English Heritage launches £11m programme to save flint-working from extinction

English Heritage wants through this initiative to "save the skill of flint working from extinction" (Image: English Heritage)

Conservation charity English Heritage has announced the launch of a heritage apprenticeship programme and skills training centre aimed at safeguarding endangered specialist skills.

The apprenticeship course will teach heritage brickwork, flint and stone masonry skills to a younger workforce. The seven-year programme expects to train 48 young heritage skills apprentices and three professional apprentices.

The establishment of a heritage skills training centre in East Anglia and the creation of an in-house heritage crafts team will focus on the maintanence of 34 flint castles and abbeys in the East of England, including the Roman Wall of St Albans, Bury St Edmuds Abbey and Burgh Castle Roman Fort.

An endangered skill

Flint knapping is listed as an endangered skill on the Heritage Crafts Red List, which means there are serious concerns about its ongoing viability.

Although a third of East Anglia’s historic buildings contain flint, there are only a handful of skilled flint-workers remaining and the region faces the most severe shortage of heritage craft skills in the country, English Heritage said.

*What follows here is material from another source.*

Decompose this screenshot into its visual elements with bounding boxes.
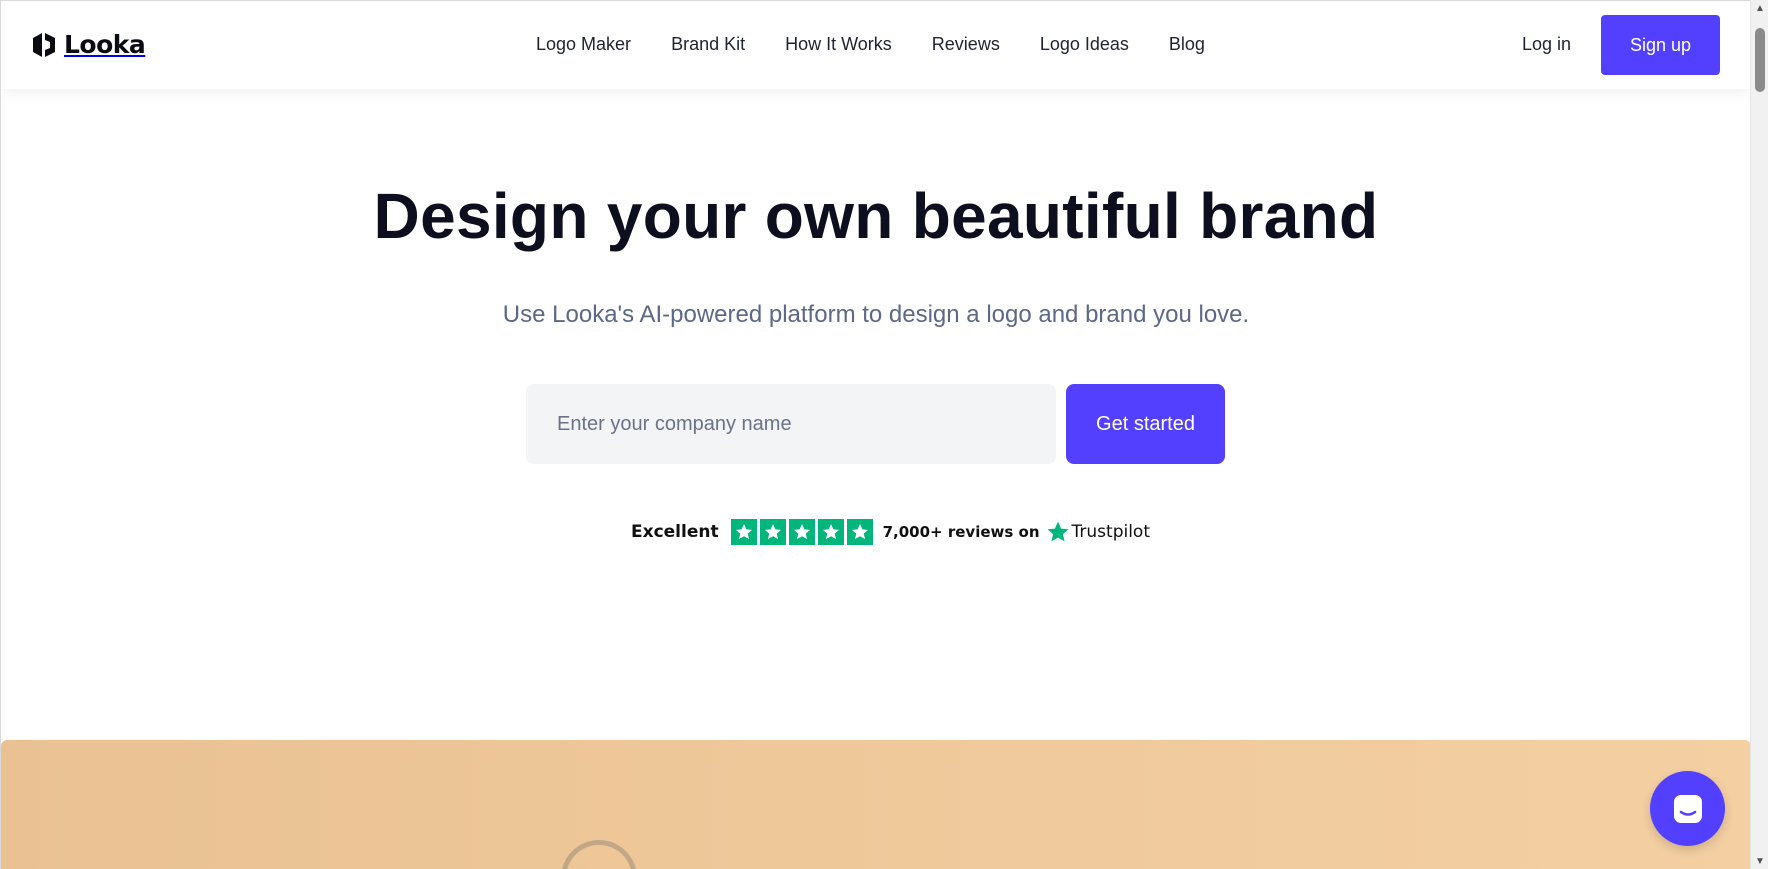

Two people facing a stone building with an arch.
81-year-old John Lord (right), is one of the few remaining skilled craftspeople in the country specialising in flint and rubble conservation (Image: English Heritage)

The charity wants to raise the profile of heritage skills as a career choice through school visits, hands-on training sessions and onsite ‘conservation in action’ activities.

The project is funded by a £11m donation from the heritage grant-awarding organisation Hamish Ogston Foundation. English Heritage said it is the largest donation that is has ever received.